Que se passerait-il si je lâchais les flics sur lui ? Le véhicule dont il fait le plein est une voiture de patrouille de San Francisco – avec cages d’acier sur les pare-chocs et rampes lumineuses le long du toit. Scénario catastrophe : Waverly dispose de la coopération de la police, les tueurs remontent jusqu’à moi par mon coup de téléphone, m’éliminent, trouvent Albion…

« Annulation », dis-je.

Merde. J’appelle un AutoTaxi et reçois un ping quelques minutes plus tard, quand il s’engage dans le parking du Starbucks. Je me niche sur la banquette arrière. Le taxi me demande s’il doit débiter mon compte personnel mais je refuse.

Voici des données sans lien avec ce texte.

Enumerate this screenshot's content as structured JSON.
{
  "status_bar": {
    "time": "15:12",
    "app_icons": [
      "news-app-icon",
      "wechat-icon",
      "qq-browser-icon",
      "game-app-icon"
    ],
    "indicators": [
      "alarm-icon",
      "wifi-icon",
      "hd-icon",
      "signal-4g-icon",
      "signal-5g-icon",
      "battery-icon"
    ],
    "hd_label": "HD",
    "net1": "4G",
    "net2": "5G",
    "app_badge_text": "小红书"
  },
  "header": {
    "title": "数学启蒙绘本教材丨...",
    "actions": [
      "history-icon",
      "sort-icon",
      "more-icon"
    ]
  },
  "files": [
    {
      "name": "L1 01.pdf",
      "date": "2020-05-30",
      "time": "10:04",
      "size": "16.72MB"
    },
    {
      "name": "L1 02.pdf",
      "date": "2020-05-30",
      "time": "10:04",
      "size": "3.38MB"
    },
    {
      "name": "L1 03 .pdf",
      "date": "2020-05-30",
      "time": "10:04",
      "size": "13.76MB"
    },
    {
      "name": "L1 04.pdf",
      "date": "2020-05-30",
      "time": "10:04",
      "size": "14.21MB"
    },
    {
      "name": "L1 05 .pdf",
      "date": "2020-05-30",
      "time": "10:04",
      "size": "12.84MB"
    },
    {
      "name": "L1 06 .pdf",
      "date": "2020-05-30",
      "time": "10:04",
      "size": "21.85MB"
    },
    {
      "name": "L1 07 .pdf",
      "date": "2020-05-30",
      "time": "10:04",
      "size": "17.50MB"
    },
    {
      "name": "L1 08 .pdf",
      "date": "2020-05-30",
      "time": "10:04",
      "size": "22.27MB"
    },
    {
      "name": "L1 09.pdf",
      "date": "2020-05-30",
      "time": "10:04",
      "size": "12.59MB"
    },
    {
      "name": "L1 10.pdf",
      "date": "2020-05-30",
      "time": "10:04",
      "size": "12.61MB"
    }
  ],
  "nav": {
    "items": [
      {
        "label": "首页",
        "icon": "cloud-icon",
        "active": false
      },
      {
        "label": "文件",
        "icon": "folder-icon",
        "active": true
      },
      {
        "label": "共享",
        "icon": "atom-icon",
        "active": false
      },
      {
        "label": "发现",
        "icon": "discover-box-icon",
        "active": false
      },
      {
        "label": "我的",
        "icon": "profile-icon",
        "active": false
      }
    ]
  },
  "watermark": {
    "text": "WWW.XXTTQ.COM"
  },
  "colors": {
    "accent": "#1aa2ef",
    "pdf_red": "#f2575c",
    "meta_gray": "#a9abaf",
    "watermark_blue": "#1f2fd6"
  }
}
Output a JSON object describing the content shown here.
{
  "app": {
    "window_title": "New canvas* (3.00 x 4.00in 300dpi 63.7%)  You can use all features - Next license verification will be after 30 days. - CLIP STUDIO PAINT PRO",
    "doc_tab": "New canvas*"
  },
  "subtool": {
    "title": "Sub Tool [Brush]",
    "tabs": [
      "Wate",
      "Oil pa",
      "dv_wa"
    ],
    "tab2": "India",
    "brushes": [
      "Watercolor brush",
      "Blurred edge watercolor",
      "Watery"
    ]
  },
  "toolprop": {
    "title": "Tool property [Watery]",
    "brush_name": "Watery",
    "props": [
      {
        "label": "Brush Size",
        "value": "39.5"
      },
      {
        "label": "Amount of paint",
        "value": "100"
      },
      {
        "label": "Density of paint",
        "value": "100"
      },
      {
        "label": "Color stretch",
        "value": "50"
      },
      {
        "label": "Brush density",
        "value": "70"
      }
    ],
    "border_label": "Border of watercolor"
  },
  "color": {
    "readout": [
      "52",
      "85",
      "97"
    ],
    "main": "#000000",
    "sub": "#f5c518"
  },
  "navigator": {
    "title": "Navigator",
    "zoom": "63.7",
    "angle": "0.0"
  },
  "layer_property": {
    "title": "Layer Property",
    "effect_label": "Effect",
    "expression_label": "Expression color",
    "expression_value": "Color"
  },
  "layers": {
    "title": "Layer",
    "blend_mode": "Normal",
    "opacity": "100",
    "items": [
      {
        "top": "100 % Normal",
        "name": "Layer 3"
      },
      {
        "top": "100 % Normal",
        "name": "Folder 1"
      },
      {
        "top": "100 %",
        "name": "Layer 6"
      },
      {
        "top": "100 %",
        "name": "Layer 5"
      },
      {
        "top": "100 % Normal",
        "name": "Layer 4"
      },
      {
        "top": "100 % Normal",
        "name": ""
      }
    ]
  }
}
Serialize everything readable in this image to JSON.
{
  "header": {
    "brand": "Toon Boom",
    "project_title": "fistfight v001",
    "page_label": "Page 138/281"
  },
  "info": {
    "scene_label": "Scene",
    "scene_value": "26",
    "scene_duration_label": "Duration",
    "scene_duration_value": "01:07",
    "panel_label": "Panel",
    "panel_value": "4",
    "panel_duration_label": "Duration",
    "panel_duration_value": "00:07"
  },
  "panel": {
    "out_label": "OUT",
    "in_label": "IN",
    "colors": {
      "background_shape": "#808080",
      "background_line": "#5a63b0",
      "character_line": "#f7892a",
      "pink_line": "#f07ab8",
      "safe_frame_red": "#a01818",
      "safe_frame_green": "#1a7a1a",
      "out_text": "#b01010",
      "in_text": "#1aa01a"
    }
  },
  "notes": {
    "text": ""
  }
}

« En liquide », dis-je, cherchant dans mon portefeuille de quoi couvrir le prix de la course. Je donne l’adresse de mon hôtel puis refuse les options « itinéraire panoramique » et « visite guidée de la ville ». Un coup d’œil par la lunette arrière alors que la station-service rapetisse dans le lointain m’apprend que le flic est encore à la pompe.

J’appelle Albion.

Son avatar est une hirondelle.

« Dominic ?

– Il faut que tu partes. Quitte ton appartement sur-le-champ. Je suis dans un taxi, je retourne à mon hôtel, et j’ai vu un des hommes qui ont tué Mook. Je crois que c’était l’un d’eux…

– Doucement, m’intime-t-elle. Explique-moi ça.

– Il y a un Starbucks pas loin de chez toi, avec une station-service juste en face. Shell, je crois. J’ai cru voir un des hommes qui ont tué Mook. Un seul… déguisé en policier. Je ne sais pas où sont les deux autres. Il est tout près de chez toi, donc il vient peut-être te chercher. Il faut que tu partes. Tout de…

– Est-ce que tu es en sécurité, Dominic ?

– Ça va, lui dis-je. Je ne crois pas qu’il m’ait vu.

– Rentre à ton hôtel. Appelle-moi en arrivant. Sois prêt à repartir. Verrouille les portes. N’ouvre à personne, c’est bien compris ?

– Il faut que tu partes, ne puis-je m’empêcher de répéter.

– Je vais le faire, dit-elle. À quel hôtel es-tu descendu ? »

Je lui en transfère l’adresse, et elle se déconnecte.

« Seriez-vous intéressé par des réductions pour des spectacles dans Candlestick Park ? demande le taxi.

– Annulation », dis-je, mais sa voix continue de bourdonner, des offres « deux pour le prix d’un », des séjours en spa pour les femmes de ma vie, une litanie de propositions cycliques.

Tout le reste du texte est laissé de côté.